Foreign criminals should be deported when they have served their sentences – this is effectively the government’s position, and one that remains popular with voters.


On the face of it, the policy seems entirely reasonable; why should the UK show clemency to people who arrive on these shores and commit crimes against our citizens? And in most cases, it is probably justifiable.

Dig beneath the surface, however, and you will quickly discover a number of examples that are not so straightforward.

In recent months a couple of cases have caught the attention of City workers and other Londoners. In south London a man called Hilary Ineomo-Marcus is facing deportation despite having lived in Britain for the majority of his life. He has a British wife, British children, and a number of other British relatives. Moreover, since being released from jail for tax-related offences he has earned widespread praise for helping other prisoners reform their lives.
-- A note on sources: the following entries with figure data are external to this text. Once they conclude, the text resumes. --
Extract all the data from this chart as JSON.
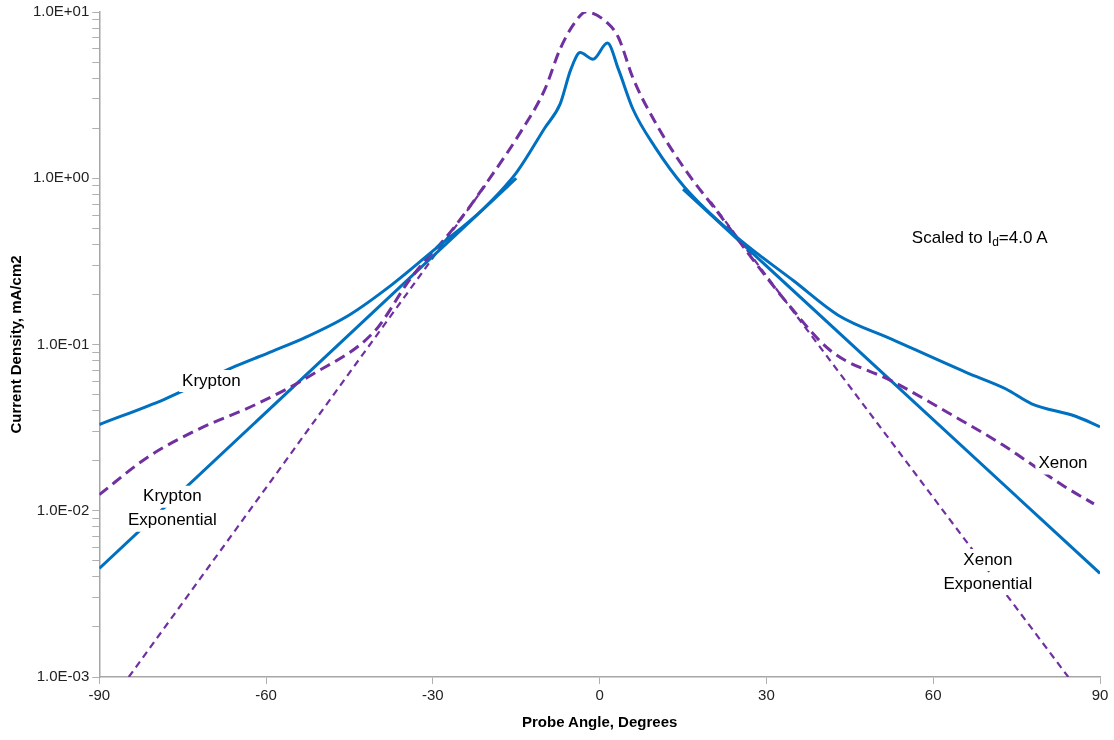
{
  "chart_data": {
    "type": "line",
    "xlabel": "Probe Angle, Degrees",
    "ylabel": "Current Density, mA/cm2",
    "log": "y",
    "grid": false,
    "legend": false,
    "xlim": [
      -90,
      90
    ],
    "xticks": [
      -90,
      -60,
      -30,
      0,
      30,
      60,
      90
    ],
    "ylim": [
      0.001,
      10
    ],
    "yticks": [
      {
        "value": 0.001,
        "label": "1.0E-03"
      },
      {
        "value": 0.002,
        "label": null
      },
      {
        "value": 0.003,
        "label": null
      },
      {
        "value": 0.004,
        "label": null
      },
      {
        "value": 0.005,
        "label": null
      },
      {
        "value": 0.006,
        "label": null
      },
      {
        "value": 0.007,
        "label": null
      },
      {
        "value": 0.008,
        "label": null
      },
      {
        "value": 0.009,
        "label": null
      },
      {
        "value": 0.01,
        "label": "1.0E-02"
      },
      {
        "value": 0.02,
        "label": null
      },
      {
        "value": 0.03,
        "label": null
      },
      {
        "value": 0.04,
        "label": null
      },
      {
        "value": 0.05,
        "label": null
      },
      {
        "value": 0.06,
        "label": null
      },
      {
        "value": 0.07,
        "label": null
      },
      {
        "value": 0.08,
        "label": null
      },
      {
        "value": 0.09,
        "label": null
      },
      {
        "value": 0.1,
        "label": "1.0E-01"
      },
      {
        "value": 0.2,
        "label": null
      },
      {
        "value": 0.3,
        "label": null
      },
      {
        "value": 0.4,
        "label": null
      },
      {
        "value": 0.5,
        "label": null
      },
      {
        "value": 0.6,
        "label": null
      },
      {
        "value": 0.7,
        "label": null
      },
      {
        "value": 0.8,
        "label": null
      },
      {
        "value": 0.9,
        "label": null
      },
      {
        "value": 1,
        "label": "1.0E+00"
      },
      {
        "value": 2,
        "label": null
      },
      {
        "value": 3,
        "label": null
      },
      {
        "value": 4,
        "label": null
      },
      {
        "value": 5,
        "label": null
      },
      {
        "value": 6,
        "label": null
      },
      {
        "value": 7,
        "label": null
      },
      {
        "value": 8,
        "label": null
      },
      {
        "value": 9,
        "label": null
      },
      {
        "value": 10,
        "label": "1.0E+01"
      }
    ],
    "series": [
      {
        "color": "#0070c0",
        "line_style": "solid",
        "x": [
          -90,
          -78.2,
          -65.5,
          -58.9,
          -53,
          -45.1,
          -37.3,
          -29.4,
          -20.8,
          -14.9,
          -9.9,
          -7.1,
          -5.2,
          -3.5,
          -1.2,
          1.4,
          3.4,
          6,
          9.9,
          15.2,
          24.4,
          35,
          42.9,
          52.7,
          65.9,
          73.1,
          77.7,
          85.6,
          90
        ],
        "values": [
          0.033,
          0.047,
          0.074,
          0.091,
          0.11,
          0.15,
          0.23,
          0.38,
          0.66,
          1.09,
          2.0,
          2.8,
          4.5,
          5.7,
          5.2,
          6.5,
          4.5,
          2.6,
          1.55,
          0.89,
          0.45,
          0.24,
          0.15,
          0.107,
          0.068,
          0.054,
          0.044,
          0.037,
          0.032
        ]
      },
      {
        "color": "#7030a0",
        "line_style": "dashed",
        "x": [
          -90,
          -81.3,
          -72.1,
          -61.6,
          -51.7,
          -40.5,
          -34,
          -26.1,
          -19.5,
          -14.2,
          -9.9,
          -7.1,
          -4.5,
          -2.5,
          1.4,
          3.4,
          6,
          9.9,
          15.2,
          21.8,
          27.1,
          33.6,
          41.5,
          52.7,
          62.6,
          72.4,
          83.6,
          88.9
        ],
        "values": [
          0.0125,
          0.021,
          0.031,
          0.044,
          0.066,
          0.12,
          0.25,
          0.51,
          1.03,
          1.9,
          3.4,
          6.0,
          8.6,
          10,
          8.6,
          7.0,
          4.0,
          2.2,
          1.15,
          0.59,
          0.34,
          0.18,
          0.092,
          0.06,
          0.039,
          0.025,
          0.014,
          0.011
        ]
      },
      {
        "color": "#0070c0",
        "line_style": "solid",
        "x": [
          -90,
          -15,
          null,
          15,
          90
        ],
        "values": [
          0.0045,
          1.0,
          null,
          0.86,
          0.0042
        ]
      },
      {
        "color": "#7030a0",
        "line_style": "dotted",
        "x": [
          -84.7,
          -20,
          null,
          20,
          84.3
        ],
        "values": [
          0.001,
          0.96,
          null,
          0.72,
          0.001
        ]
      }
    ],
    "annotations": [
      "Krypton",
      "Krypton Exponential",
      "Xenon",
      "Xenon Exponential",
      "Scaled to I$_{d}$=4.0 A"
    ]
  }
}
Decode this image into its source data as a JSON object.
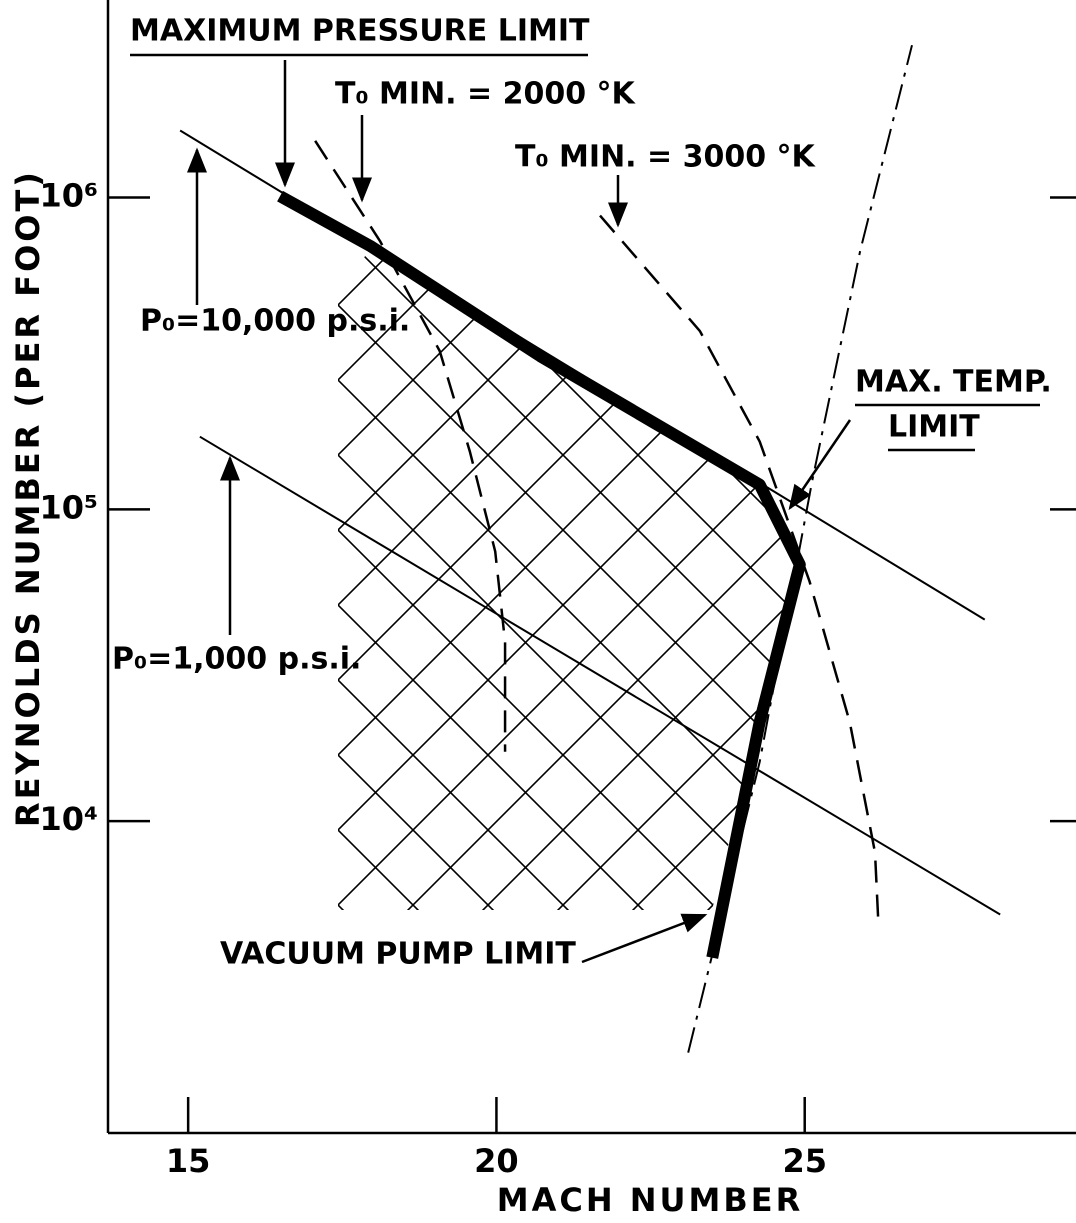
{
  "chart_data": {
    "type": "line",
    "xlabel": "MACH NUMBER",
    "ylabel": "REYNOLDS NUMBER (PER FOOT)",
    "xlim": [
      13.7,
      29.4
    ],
    "xticks": [
      15,
      20,
      25
    ],
    "ylim": [
      1000,
      4300000
    ],
    "yscale": "log",
    "yticks": [
      {
        "value": 10000,
        "label": "10⁴"
      },
      {
        "value": 100000,
        "label": "10⁵"
      },
      {
        "value": 1000000,
        "label": "10⁶"
      }
    ],
    "annotations": [
      "MAXIMUM PRESSURE LIMIT",
      "T₀ MIN. = 2000 °K",
      "T₀ MIN. = 3000 °K",
      "P₀=10,000 p.s.i.",
      "P₀=1,000 p.s.i.",
      "MAX. TEMP.",
      "LIMIT",
      "VACUUM PUMP LIMIT"
    ],
    "series": [
      {
        "color": "#000",
        "style": "solid",
        "width": 12,
        "x": [
          16.49,
          17.95,
          20.71,
          24.27,
          24.92,
          24.27,
          23.5
        ],
        "values": [
          1010000,
          700000,
          310000,
          120000,
          66500,
          20800,
          3650
        ]
      },
      {
        "color": "#000",
        "style": "solid",
        "width": 2,
        "x": [
          14.87,
          27.92
        ],
        "values": [
          1640000,
          44300
        ]
      },
      {
        "color": "#000",
        "style": "solid",
        "width": 2,
        "x": [
          15.19,
          28.17
        ],
        "values": [
          171000,
          5020
        ]
      },
      {
        "color": "#000",
        "style": "dashed",
        "width": 2.5,
        "x": [
          17.06,
          18.11,
          19.08,
          19.57,
          19.98,
          20.14,
          20.14
        ],
        "values": [
          1520000,
          726000,
          322000,
          153000,
          73300,
          37600,
          16700
        ]
      },
      {
        "color": "#000",
        "style": "dashed",
        "width": 2.5,
        "x": [
          21.68,
          23.3,
          24.27,
          25.08,
          25.73,
          26.14,
          26.19
        ],
        "values": [
          875000,
          373000,
          165000,
          58600,
          20800,
          7940,
          4930
        ]
      },
      {
        "color": "#000",
        "style": "dashdot",
        "width": 2,
        "x": [
          23.11,
          24.27,
          25.12,
          25.9,
          26.74
        ],
        "values": [
          1810,
          15500,
          123000,
          675000,
          3080000
        ]
      }
    ]
  }
}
Another case concerns Kweku Adoboli, the former rogue trader who cost UBS £1.8bn.


Adoboli was born in Ghana but spent many of his early years in the Middle East, before moving to the UK as a child in 1991. Once a City high-flyer, his financial career ended in scandal; he was convicted in 2012 and served time until 2015. Since then his lawyers say he has been trying to raise awareness of his experience, warning other young financial workers from making similar mistakes. Tonight, he is being held at a removal centre near Heathrow and could be deported to Ghana this week.

No special privileges should be granted to bankers, or former bankers, such as Adoboli. The UK proudly operates a rule of law under which everyone should be treated equally. However, both of the cases above bring current laws, and the approach of the Home Office, into question.

Current policy says all foreign nationals sentenced to 12 months or more must be deported. But where is the value, or the justice, in deporting men who have served their punishments, pose no further perceivable threat to society, and appear to be striving to right their wrongs?

It must be possible to develop a system that takes a strong line on dangerous foreign criminals, yet isn’t so blunt as to deport reformed wrongdoers with decades-long links to the UK and the ability to contribute to our economy and society as a whole.

The planned deportation of Adoboli and similar ex-offenders looks not only draconian, but ultimately self-defeating.